Circa mille persone hanno sfilato alla Spezia per la giornata nazionale di mobilitazione nazionale organizzata dalla Cgil per chiedere a Israele di terminare l'uso della forza militare di Gaza e a sostegno dell'azione umanitaria promossa da Global Sumud Flotilla.
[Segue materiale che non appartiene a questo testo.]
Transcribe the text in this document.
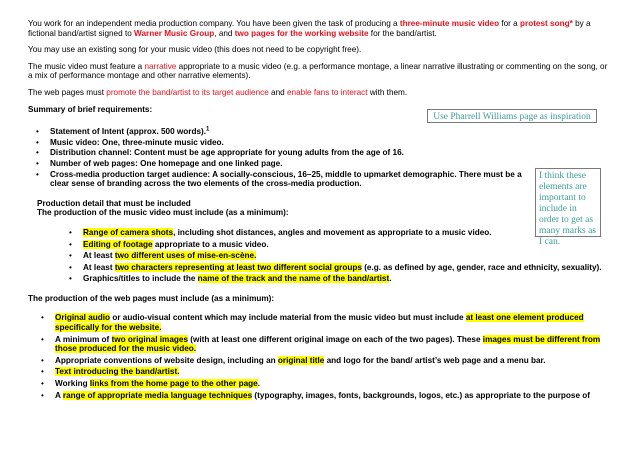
You work for an independent media production company. You have been given the task of producing a three-minute music video for a protest song* by a fictional band/artist signed to Warner Music Group, and two pages for the working website for the band/artist.

You may use an existing song for your music video (this does not need to be copyright free).

The music video must feature a narrative appropriate to a music video (e.g. a performance montage, a linear narrative illustrating or commenting on the song, or a mix of performance montage and other narrative elements).

The web pages must promote the band/artist to its target audience and enable fans to interact with them.

Summary of brief requirements:

• Statement of Intent (approx. 500 words).$^1$
• Music video: One, three-minute music video.
• Distribution channel: Content must be age appropriate for young adults from the age of 16.
• Number of web pages: One homepage and one linked page.
• Cross-media production target audience: A socially-conscious, 16–25, middle to upmarket demographic. There must be a clear sense of branding across the two elements of the cross-media production.

Production detail that must be included

The production of the music video must include (as a minimum):

• Range of camera shots, including shot distances, angles and movement as appropriate to a music video.
• Editing of footage appropriate to a music video.
• At least two different uses of mise-en-scène.
• At least two characters representing at least two different social groups (e.g. as defined by age, gender, race and ethnicity, sexuality).
• Graphics/titles to include the name of the track and the name of the band/artist.

The production of the web pages must include (as a minimum):

• Original audio or audio-visual content which may include material from the music video but must include at least one element produced specifically for the website.
• A minimum of two original images (with at least one different original image on each of the two pages). These images must be different from those produced for the music video.
• Appropriate conventions of website design, including an original title and logo for the band/ artist’s web page and a menu bar.
• Text introducing the band/artist.
• Working links from the home page to the other page.
• A range of appropriate media language techniques (typography, images, fonts, backgrounds, logos, etc.) as appropriate to the purpose of
Use Pharrell Williams page as inspiration
I think these elements are important to include in order to get as many marks as I can.
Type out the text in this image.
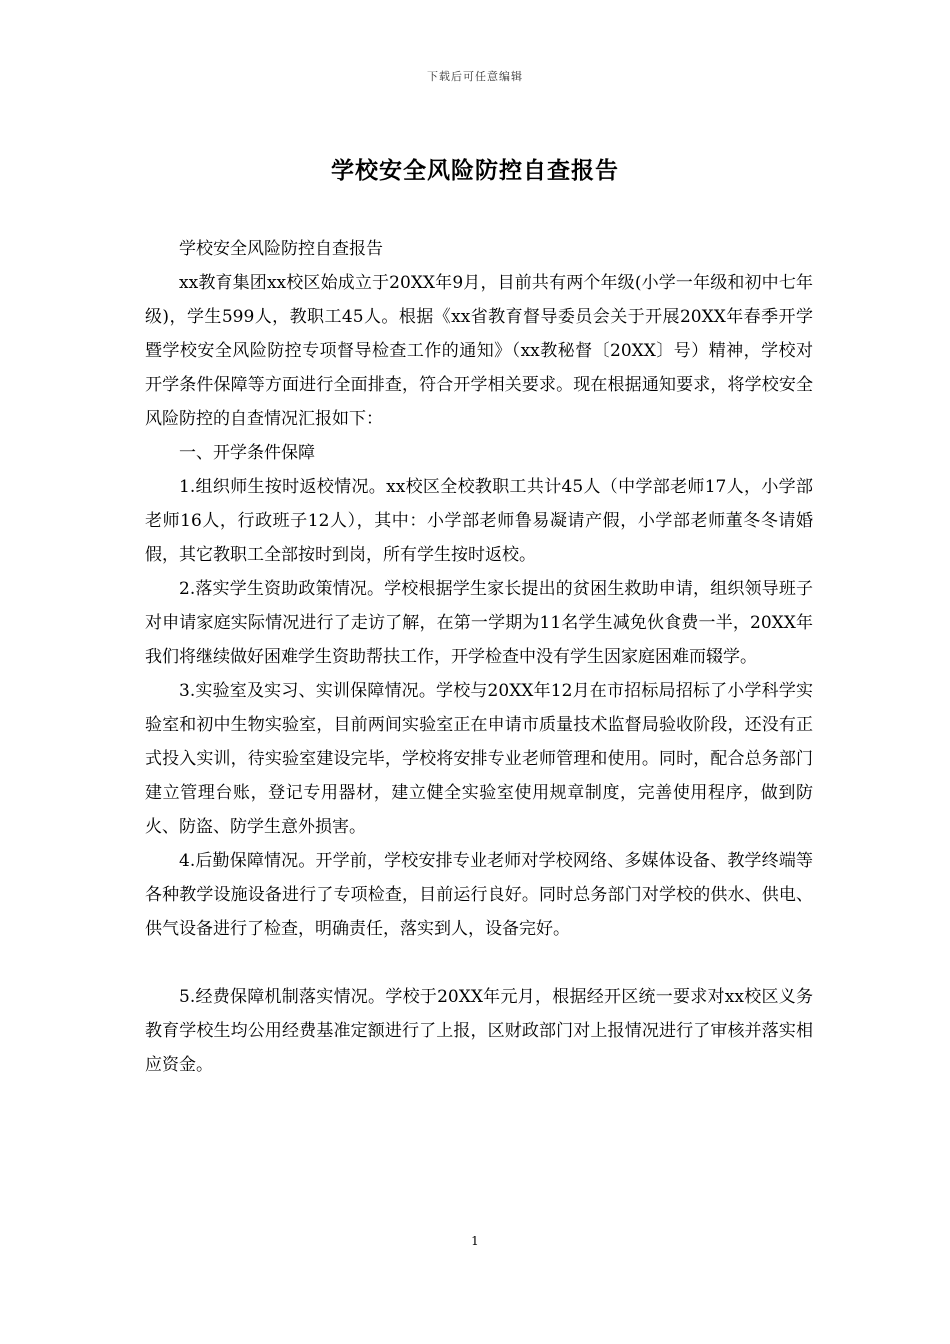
下载后可任意编辑
学校安全风险防控自查报告

学校安全风险防控自查报告

xx教育集团xx校区始成立于20XX年9月，目前共有两个年级(小学一年级和初中七年级)，学生599人，教职工45人。根据《xx省教育督导委员会关于开展20XX年春季开学暨学校安全风险防控专项督导检查工作的通知》（xx教秘督〔20XX〕号）精神，学校对开学条件保障等方面进行全面排查，符合开学相关要求。现在根据通知要求，将学校安全风险防控的自查情况汇报如下：

一、开学条件保障

1.组织师生按时返校情况。xx校区全校教职工共计45人（中学部老师17人，小学部老师16人，行政班子12人），其中：小学部老师鲁易凝请产假，小学部老师董冬冬请婚假，其它教职工全部按时到岗，所有学生按时返校。

2.落实学生资助政策情况。学校根据学生家长提出的贫困生救助申请，组织领导班子对申请家庭实际情况进行了走访了解，在第一学期为11名学生减免伙食费一半，20XX年我们将继续做好困难学生资助帮扶工作，开学检查中没有学生因家庭困难而辍学。

3.实验室及实习、实训保障情况。学校与20XX年12月在市招标局招标了小学科学实验室和初中生物实验室，目前两间实验室正在申请市质量技术监督局验收阶段，还没有正式投入实训，待实验室建设完毕，学校将安排专业老师管理和使用。同时，配合总务部门建立管理台账，登记专用器材，建立健全实验室使用规章制度，完善使用程序，做到防火、防盗、防学生意外损害。

4.后勤保障情况。开学前，学校安排专业老师对学校网络、多媒体设备、教学终端等各种教学设施设备进行了专项检查，目前运行良好。同时总务部门对学校的供水、供电、供气设备进行了检查，明确责任，落实到人，设备完好。

5.经费保障机制落实情况。学校于20XX年元月，根据经开区统一要求对xx校区义务教育学校生均公用经费基准定额进行了上报，区财政部门对上报情况进行了审核并落实相应资金。

1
Molte le bandiere della Palestina nel corteo che ha sfilato lungo corso Cavour per fermarsi in presidio sotto Palazzo Civico.
«Chiediamo giustizia, dignità e pace per il popolo palestinese, siamo qui per esprimere pieno sostegno alla missione umanitaria della Global Sumud Flottilia, una missione di pace, di solidarietà e di coraggio civile. Donne e uomini disarmati, provenienti da ogni parte del mondo, che cercano di rompere l'assedio criminale di Gaza per portare aiuti. Il nostro governo ha il dovere politico, morale e costituzionale di difendere i propri cittadini impegnati in missioni umanitarie, e deve pretendere da Israele il rispetto del diritto internazionale», ha detto Luca Comiti, segretario provinciale della Cgil.
Presente una delegazione della comunità araba che vive in città. «Siamo riusciti ad arrivare in Italia venti giorni fa dopo aver vissuto l'inimmaginabile. Abbiamo visto morire bambini, donne e anziani - la testimonianza dal palco di Abderrahim, un operatore sanitario scappato dalla Striscia -. I nostri parenti sono ancora lì a cercare di sopravvivere alla fame, alla sete e alle bombe. Dal 1948 in Palestina non esiste infanzia, solo guerra. Il mondo deve fare qualcosa. Non abbiamo bisogno di aiuti, abbiamo bisogno di riavere i nostri diritti e la nostra terra».